Dans cette section, il y a aussi un dessin de Picasso, préparatoire aux Demoiselles d’Avignon, de 1907, première figuration de la sexualité qui recoupe les observations de Freud sur la laideur – ou non – des organes génitaux. C’est dans le même esprit que nous avons aussi des œuvres de Schiele et de Klimt. 

Vous terminez le parcours de l’exposition sur un rothko. Pourquoi ? 
C’est une abstraction très particulière. Rothko était juif et il s’est justifié dans son abstraction par son judaïsme. Les seules couleurs qu’il utilise sont ainsi celles des voiles du Temple de Jérusalem. C’est une abstraction – qui a un sens. 

L’année 2019 marquera les 80 ans de sa mort. Que peut-on dire de la place de Freud aujourd’hui ? 

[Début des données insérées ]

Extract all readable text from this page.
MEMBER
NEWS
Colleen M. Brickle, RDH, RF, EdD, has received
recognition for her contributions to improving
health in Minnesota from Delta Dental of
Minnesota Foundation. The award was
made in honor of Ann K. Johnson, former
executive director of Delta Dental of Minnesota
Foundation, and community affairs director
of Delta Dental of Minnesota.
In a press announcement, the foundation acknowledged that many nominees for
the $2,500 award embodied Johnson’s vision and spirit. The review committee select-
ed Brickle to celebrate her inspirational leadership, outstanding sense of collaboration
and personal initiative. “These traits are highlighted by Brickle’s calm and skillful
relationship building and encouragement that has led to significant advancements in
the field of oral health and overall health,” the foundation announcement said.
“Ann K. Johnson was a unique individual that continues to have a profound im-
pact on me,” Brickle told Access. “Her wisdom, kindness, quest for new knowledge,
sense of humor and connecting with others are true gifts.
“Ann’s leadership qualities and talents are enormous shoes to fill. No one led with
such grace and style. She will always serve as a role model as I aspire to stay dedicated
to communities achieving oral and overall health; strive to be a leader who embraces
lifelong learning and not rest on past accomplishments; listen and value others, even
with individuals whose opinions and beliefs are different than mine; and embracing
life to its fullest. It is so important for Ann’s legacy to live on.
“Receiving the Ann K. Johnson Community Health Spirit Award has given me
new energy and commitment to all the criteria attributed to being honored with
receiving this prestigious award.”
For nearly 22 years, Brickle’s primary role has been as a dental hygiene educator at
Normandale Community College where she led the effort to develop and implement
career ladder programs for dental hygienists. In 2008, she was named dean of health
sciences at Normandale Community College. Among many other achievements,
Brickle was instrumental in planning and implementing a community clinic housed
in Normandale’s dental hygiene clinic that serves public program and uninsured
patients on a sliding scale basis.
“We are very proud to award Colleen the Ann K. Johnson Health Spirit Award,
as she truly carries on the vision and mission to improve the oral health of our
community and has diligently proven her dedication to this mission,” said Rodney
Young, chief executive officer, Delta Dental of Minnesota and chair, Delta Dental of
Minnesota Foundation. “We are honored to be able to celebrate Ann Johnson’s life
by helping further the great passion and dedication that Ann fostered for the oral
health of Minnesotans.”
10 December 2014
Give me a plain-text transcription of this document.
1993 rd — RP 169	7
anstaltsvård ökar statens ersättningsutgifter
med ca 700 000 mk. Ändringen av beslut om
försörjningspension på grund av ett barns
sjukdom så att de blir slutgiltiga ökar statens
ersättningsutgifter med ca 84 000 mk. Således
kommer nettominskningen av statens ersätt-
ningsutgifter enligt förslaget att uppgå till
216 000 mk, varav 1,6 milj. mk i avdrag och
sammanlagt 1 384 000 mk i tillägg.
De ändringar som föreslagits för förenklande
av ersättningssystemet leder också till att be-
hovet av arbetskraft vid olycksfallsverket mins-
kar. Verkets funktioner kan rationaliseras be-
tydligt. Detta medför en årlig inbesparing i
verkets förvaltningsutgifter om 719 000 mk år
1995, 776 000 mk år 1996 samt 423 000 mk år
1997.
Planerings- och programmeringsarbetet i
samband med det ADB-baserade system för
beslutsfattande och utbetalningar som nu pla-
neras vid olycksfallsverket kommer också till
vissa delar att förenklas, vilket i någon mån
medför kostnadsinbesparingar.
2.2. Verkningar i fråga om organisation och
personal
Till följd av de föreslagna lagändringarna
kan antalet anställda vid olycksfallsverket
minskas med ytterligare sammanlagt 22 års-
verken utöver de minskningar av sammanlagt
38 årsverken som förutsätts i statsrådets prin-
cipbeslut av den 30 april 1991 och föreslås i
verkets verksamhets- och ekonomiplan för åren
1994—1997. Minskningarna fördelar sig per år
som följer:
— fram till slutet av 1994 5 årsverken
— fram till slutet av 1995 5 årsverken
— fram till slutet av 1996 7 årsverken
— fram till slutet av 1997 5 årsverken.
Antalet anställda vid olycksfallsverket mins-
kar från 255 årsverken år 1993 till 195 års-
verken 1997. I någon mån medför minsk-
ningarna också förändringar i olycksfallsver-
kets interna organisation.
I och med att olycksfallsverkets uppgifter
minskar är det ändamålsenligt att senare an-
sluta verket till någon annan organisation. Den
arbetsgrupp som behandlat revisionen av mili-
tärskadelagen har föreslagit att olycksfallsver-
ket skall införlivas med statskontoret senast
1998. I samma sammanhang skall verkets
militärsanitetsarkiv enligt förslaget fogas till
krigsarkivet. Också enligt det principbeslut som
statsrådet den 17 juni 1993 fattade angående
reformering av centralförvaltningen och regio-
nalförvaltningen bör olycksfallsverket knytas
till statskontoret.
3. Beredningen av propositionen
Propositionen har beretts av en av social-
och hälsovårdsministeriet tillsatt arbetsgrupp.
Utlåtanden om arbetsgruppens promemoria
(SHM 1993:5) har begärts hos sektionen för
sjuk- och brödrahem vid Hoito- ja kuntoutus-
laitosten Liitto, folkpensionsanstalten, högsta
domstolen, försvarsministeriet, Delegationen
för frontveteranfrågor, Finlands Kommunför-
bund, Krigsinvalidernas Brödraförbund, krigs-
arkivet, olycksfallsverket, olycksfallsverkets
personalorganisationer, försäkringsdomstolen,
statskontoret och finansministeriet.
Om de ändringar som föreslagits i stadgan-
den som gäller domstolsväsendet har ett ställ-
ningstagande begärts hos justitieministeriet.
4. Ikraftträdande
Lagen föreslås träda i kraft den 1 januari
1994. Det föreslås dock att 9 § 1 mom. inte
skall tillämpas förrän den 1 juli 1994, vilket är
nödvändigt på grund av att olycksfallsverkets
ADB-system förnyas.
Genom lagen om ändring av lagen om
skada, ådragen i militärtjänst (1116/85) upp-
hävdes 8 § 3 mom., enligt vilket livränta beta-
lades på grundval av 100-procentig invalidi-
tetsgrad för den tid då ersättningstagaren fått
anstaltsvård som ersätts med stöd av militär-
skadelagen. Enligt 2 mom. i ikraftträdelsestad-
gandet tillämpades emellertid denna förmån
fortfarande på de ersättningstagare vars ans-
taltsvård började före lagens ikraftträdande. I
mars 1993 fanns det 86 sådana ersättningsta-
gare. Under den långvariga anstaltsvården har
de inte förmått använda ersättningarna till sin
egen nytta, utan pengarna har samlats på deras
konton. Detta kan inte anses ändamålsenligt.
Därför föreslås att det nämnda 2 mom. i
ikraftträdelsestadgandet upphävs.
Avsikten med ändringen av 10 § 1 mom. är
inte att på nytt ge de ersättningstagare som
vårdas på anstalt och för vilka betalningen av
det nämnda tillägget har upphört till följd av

Freud neurologue est passé à l’histoire comme les autres neurologues de sa génération: il a fait avancer la neurologie et puis il est passé à autre chose. Son apport est véritable, sérieux. Il est conscient qu’il a découvert une chose extraordinaire – la méthode analytique – mais quand il s’agit de thérapeutique, il est beaucoup plus prudent: elle est trop longue, trop lourde, trop chère, dit-il lui-même, en 1938 ! Et la chimie, dit-il, devra prendre la relève à l’avenir. Quel extraordinaire aveu à la fin de sa vie! Mais il fallait que Freud fût pour que la psychanalyse pût exister: il a été l’instrument de la pénétration du psychisme. La pratique psychanalytique ne serait-elle pas une sagesse proche du Talmud dont on aurait besoin aujourd’hui, dans le tumulte, la fureur, la vulgarité des usages ? Arrêtez-vous! Écoutez ! Réfléchissez ! Écoutez encore ! C’est une extraordinaire leçon de sagesse, sinon un traitement vers la guérison.